Return the index of the leftmost element that satisfies pred. If there are N list arguments, then pred must be a function taking N arguments and returning a boolean result.

The list arguments of `list-index` must have the same length; `list-index*` accepts lists of different length.

`list-index` applies pred to the first elements of the list arguments, if this application returns true, `list-index` immediately returns zero; otherwise, it iterates, applying pred to the second elements of the list arguments and so forth. When it finds a tuple of list elements that cause pred to return true, it stops and returns the zero–based index of that position in the lists.

The iteration stops when one of the lists runs out of values; in this case, `list-index` returns `#f`.

```(list-index even? '(3 1 4 1 5 9))
⇒ 2

(list-index < '(3 1 4 1 5 9 2 5 6) '(2 7 1 8 2))
⇒ 1

(list-index = '(3 1 4 1 5 9 2 5 6) '(2 7 1 8 2))
⇒ #f
```
Function: position obj ell
Function: position/stx obj ell

Return the index of the leftmost obj in ell. If obj is not present in ell, return `#f`.

Function: member* obj ell
Function: member* obj ell item=

Return the first sublist of ell whose car is obj, where the sublists of ell are the non–empty lists returned by ```(drop ell i)``` for i less than the length of ell. If obj does not occur in ell, then `#f` is returned.

Examples:

```(member* '(a) '(b (a) c))
⇒ ((a) c)
```

`member*` extends the R6RS definition of `member` to allow the client to pass in an optional equality procedure item= used to compare keys. item= defaults to `equal?`.

The comparison procedure is used to compare the elements Ei of list to the key obj in this way:

```(= x ei) ; list is (E1 ... En)
```

that is, the first argument is always obj, and the second argument is one of the list elements. Thus one can reliably find the first element of list that is greater than five with:

```(member* 5 ell <)
```

Note that fully general list searching may be performed with the `find-tail` and `find` procedures.

Function: find-tail pred circ

Return the first pair of circ whose car satisfies pred. If no pair does, return `#f`. `find-tail` can be viewed as a general–predicate variant of the `member*` function.

Examples:

```(find-tail even? '(3 1 37 -8 -5 0 0))
⇒ (-8 -5 0 0)

(find-tail even? '(3 1 37 -5))
⇒ #f
```

In the circular–list case, this procedure “rotates” the list.
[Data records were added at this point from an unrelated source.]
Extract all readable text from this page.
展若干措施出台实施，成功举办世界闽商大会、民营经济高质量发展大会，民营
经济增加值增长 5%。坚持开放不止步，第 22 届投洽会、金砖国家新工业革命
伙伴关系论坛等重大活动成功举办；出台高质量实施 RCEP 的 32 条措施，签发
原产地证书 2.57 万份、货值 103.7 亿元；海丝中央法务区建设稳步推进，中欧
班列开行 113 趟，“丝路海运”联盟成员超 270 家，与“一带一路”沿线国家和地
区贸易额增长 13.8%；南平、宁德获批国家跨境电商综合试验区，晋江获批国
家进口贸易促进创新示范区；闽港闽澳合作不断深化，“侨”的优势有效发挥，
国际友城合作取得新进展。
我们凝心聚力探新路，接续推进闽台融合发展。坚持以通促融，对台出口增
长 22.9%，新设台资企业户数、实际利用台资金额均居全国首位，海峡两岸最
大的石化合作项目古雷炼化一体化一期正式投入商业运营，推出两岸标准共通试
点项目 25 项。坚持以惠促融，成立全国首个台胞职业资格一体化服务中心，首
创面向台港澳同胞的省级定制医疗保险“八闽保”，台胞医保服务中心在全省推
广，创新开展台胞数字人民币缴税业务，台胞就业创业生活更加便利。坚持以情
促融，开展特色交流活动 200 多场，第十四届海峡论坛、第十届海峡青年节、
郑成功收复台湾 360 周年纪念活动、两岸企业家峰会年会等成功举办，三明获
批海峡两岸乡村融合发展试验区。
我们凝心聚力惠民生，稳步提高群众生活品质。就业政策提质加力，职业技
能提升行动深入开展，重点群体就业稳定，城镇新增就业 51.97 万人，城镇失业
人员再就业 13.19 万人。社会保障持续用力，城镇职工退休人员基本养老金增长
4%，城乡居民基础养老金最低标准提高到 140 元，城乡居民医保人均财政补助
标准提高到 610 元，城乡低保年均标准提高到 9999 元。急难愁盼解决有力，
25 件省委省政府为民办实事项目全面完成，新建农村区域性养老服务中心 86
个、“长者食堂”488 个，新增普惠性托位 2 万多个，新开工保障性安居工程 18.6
`find-tail` is essentially `drop-while`, where the sense of the predicate is inverted: `find-tail` searches until it finds an element satisfying the predicate; `drop-while` searches until it finds an element that doesn’t satisfy the predicate.

NOTE The `find` function defined by R6RS has an ambiguity in its lookup semantics: if `find` returns `#f`, we cannot tell (in general) if it found a `#f` element that satisfied pred, or if it did not find any element at all.

In many situations, this ambiguity cannot arise: either the list being searched is known not to contain any `#f` elements, or the list is guaranteed to have an element satisfying pred.

However, in cases where this ambiguity can arise, we should use `find-tail` instead of `find`, `find-tail` has no such ambiguity.